The opportunity is particularly strong for treating children with ADHD. The education system has shifted towards data-based decision making, yet current efforts to quantify focus via human efforts are too time-consuming to practically implement. Besides, key stakeholders — parents, clinicians, counselors — have limited visibility to children’s typical daily classroom behavioral/focus functioning.
Popular behavioral data collection metrics such as on-task behavior, class participation, physical activity/step count, and qualitative ratings can be collected faster, easier, and with less subjectivity when automated data collection, such as that done through wearables, is utilized.

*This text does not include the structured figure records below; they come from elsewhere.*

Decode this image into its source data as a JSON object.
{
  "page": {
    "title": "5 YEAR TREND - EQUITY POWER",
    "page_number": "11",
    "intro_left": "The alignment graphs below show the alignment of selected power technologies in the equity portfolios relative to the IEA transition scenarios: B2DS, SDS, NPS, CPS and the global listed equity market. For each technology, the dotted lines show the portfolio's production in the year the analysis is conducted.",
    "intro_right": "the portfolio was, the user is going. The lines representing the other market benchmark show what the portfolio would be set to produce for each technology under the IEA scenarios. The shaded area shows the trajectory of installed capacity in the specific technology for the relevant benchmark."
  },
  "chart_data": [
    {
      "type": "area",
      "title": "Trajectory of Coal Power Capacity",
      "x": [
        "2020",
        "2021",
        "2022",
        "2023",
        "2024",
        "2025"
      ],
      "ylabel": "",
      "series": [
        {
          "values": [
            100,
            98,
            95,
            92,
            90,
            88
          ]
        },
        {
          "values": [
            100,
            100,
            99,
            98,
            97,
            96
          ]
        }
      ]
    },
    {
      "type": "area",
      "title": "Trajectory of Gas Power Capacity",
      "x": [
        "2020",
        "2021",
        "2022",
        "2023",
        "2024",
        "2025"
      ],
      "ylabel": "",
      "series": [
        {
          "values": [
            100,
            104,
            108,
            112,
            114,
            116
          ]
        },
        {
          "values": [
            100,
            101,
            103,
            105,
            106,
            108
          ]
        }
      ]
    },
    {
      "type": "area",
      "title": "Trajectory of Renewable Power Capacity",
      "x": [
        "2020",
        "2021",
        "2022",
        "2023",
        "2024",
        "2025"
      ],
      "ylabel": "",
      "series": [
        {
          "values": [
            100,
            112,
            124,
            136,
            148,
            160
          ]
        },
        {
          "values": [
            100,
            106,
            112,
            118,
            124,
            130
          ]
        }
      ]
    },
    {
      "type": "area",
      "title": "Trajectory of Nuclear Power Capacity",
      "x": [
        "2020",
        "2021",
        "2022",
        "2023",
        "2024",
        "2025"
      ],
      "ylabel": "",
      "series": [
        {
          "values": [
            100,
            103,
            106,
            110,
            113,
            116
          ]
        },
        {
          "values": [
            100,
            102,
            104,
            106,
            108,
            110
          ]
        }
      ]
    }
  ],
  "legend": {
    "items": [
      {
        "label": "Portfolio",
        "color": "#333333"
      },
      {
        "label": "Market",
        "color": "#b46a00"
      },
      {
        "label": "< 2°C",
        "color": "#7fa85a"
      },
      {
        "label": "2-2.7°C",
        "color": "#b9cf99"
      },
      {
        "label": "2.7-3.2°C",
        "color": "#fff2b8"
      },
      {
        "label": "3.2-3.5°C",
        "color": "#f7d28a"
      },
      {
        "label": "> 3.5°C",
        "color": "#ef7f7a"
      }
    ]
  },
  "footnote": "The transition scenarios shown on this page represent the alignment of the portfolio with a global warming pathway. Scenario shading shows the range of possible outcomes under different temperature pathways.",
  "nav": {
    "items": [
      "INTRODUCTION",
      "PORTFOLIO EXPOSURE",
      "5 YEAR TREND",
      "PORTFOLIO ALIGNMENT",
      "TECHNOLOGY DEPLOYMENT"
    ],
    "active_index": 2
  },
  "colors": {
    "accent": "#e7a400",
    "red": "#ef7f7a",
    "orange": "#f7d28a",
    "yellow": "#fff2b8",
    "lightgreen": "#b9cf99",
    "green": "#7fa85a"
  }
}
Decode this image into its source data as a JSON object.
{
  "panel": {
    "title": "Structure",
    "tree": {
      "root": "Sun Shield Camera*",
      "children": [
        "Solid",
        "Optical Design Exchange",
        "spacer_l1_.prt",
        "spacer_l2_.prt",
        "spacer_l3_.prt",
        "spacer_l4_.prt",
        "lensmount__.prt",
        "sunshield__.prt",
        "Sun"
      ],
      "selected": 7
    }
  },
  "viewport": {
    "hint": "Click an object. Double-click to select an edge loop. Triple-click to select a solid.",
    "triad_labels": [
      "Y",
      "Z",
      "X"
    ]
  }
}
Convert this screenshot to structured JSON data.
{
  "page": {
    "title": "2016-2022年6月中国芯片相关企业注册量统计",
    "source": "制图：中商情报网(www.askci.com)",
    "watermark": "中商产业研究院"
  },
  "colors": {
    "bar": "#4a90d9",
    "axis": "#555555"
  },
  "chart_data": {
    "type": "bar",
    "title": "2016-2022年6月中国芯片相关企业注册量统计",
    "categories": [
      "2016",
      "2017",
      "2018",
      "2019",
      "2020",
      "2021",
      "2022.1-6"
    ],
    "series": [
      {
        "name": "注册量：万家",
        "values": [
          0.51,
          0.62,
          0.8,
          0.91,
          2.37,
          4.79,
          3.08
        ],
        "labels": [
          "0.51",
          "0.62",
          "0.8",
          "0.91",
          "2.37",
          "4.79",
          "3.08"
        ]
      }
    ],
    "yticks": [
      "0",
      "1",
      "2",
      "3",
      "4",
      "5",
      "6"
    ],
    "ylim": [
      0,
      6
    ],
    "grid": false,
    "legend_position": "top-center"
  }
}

There are two types of AI data collection, active and passive. Active requires manual user input and a concerted effort from the user/patient. Passive user input is automatically and seamlessly collected and requires no conscious effort on the part of the user/patient. We can add to this the idea of "365 Data Collection," which refers to an approach of collecting seamless, continuous data over consecutive minutes/hours/days/weeks/months/years. Such data sets allow for a truly comprehensive picture of a patient. 365 Data also allows for a detailed view at nearly any point in time, generating a fluid, systematic, 'living observation' of a patient.
It’s still relatively early in the development of artificial intelligence and consumer wearables in healthcare, but the potential to change the way diagnosis and treatment of ADHD is handled is clear to see.